Lugosi, Bela

 

Acteur culte, Lugosi aura marqué de son empreinte une certaine période du cinéma fantastique et d'horreur. Plus d'une centaine de films et une belle carrière au théâtre, Lugosi nous a laissé à l'Histoire son air inquiétant et son timbre suave de slave, qui le firent entrer dans ce panthéon où trônent les Boris Karloff, Lon Chaney et autres Vincent Price.
C'est en 1882 que Bela Blasko vient au monde au village de Lugos, alors situé dans ce qu'il était convenu d'appeler l'Autriche-Hongrie. Si on ne sait pas grand chose sur ses premières années, les planches l'attirent assez rapidement.

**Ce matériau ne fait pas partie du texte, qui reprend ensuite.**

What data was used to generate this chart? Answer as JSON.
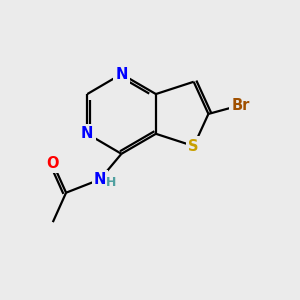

Puis vient la guerre, la Grande, celle de 14-18, d'où Bela Blasko revient blessé. Une blessure qui ne le quittera plus, responsable en partie de sa dépendance à la morphine.
C'est en 1917, qu'après s'être fait un nom au théâtre, il obtient son premier rôle au cinéma. S'en suivra une poignée de films dans sa contrée natale, dont Lulu de Michael Curtiz (1918), le réalisateur de Casablanca. Si le film est majeur dans la filmographie imposante de l'acteur, ce n'est pas tant qu'il y tenait un premier rôle, mais il s'agit tout simplement là que Bela Blasko de Lugos se fait créditer pour la première fois Bela Lugosi.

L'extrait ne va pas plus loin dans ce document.